Su un articolo del Washington Post infatti pochi giorni fa è apparsa una notizia scioccante: le frontiere sono state vittima di un importante attacco hacker che ha coinvolto ben 100.000 persone.

Nell’esercizio della sua funzione di controllo la Us Customs and Border Protection (Cbp), l’agenzia principale statunitense per il controllo delle frontiere, archivia numerosi dati, da documenti di transito a passaporti, impronte digitali.

Oltre quelli appena citati raccoglie anche tutti quelle immagini necessarie per i controlli che sfruttano la tecnologia del riconoscimento facciale. Proprio per l’attività di face-detection la Cbp raccoglie tutte le immagini dei viaggiatori negli aeroporti e ai valichi di frontiera e ha iniziato fruttare tale tecnologia anche per identificare i clandestini che cercano di entrare illegalmente nel paese.

La Us Customs and Border Protection (Cbp) ha affidato ad una società terza il delicato compito dell’archiviazione dei dati ma proprio questa società vincitrice dell’appalto è stata vittima dell’attacco che ha portato alla sottrazione di ben 100.000 immagini, dati questi estremamente sensibili. 

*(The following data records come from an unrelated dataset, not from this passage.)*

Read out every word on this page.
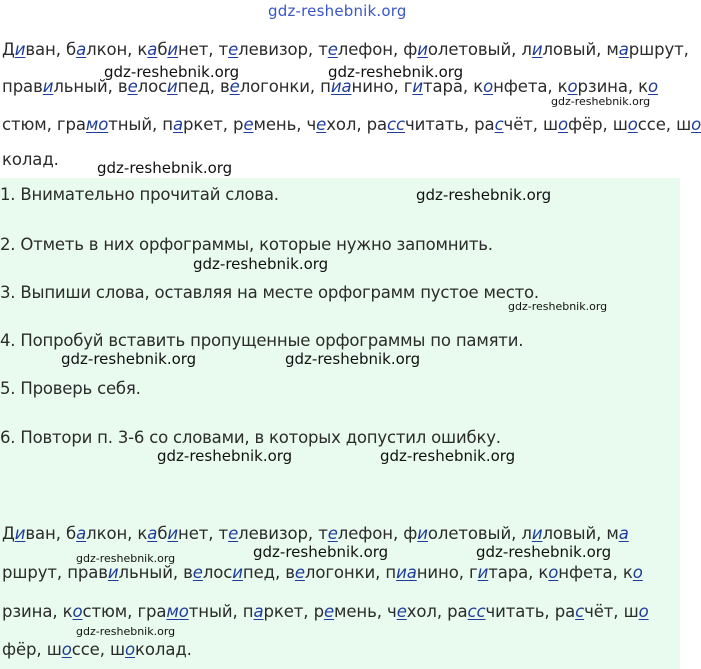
gdz-reshebnik.org
Диван, балкон, кабинет, телевизор, телефон, фиолетовый, лиловый, маршрут,
правильный, велосипед, велогонки, пианино, гитара, конфета, корзина, ко
стюм, грамотный, паркет, ремень, чехол, рассчитать, расчёт, шофёр, шоссе, шо
колад.
1. Внимательно прочитай слова.
2. Отметь в них орфограммы, которые нужно запомнить.
3. Выпиши слова, оставляя на месте орфограмм пустое место.
4. Попробуй вставить пропущенные орфограммы по памяти.
5. Проверь себя.
6. Повтори п. 3-6 со словами, в которых допустил ошибку.
Диван, балкон, кабинет, телевизор, телефон, фиолетовый, лиловый, ма
ршрут, правильный, велосипед, велогонки, пианино, гитара, конфета, ко
рзина, костюм, грамотный, паркет, ремень, чехол, рассчитать, расчёт, шо
фёр, шоссе, шоколад.
gdz-reshebnik.org	gdz-reshebnik.org
gdz-reshebnik.org
gdz-reshebnik.org
gdz-reshebnik.org
gdz-reshebnik.org
gdz-reshebnik.org
gdz-reshebnik.org	gdz-reshebnik.org
gdz-reshebnik.org	gdz-reshebnik.org
gdz-reshebnik.org	gdz-reshebnik.org	gdz-reshebnik.org
gdz-reshebnik.org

L’attacco informatico si è verificato proprio mentre “La Cbp sta espandendo il suo enorme apparato per il riconoscimento facciale e per la raccolta di informazioni sensibili dei viaggiatori, come le informazioni sulle targhe o gli identificatori sui social media“, ha denunciato Neema Singh Guliani, consulente legale senior presso l’American Legisl Liberties Union Washington Legislative Office (Aclu). “Il modo migliore per evitare questo tipo di violazioni – ha aggiunto – è non raccogliere ed archiviare questi dati“.

L’evento riapre dirompentemente l’accesa diatriba tra l’esigenza della Sicurezza Nazionale USA e la privacy dei cittadini. I numerosi casi tuttavia dimostrano che nel territorio americano sicuramente prevale la prima sulla tutela della riservatezza, specialmente se si tratta di frontiere.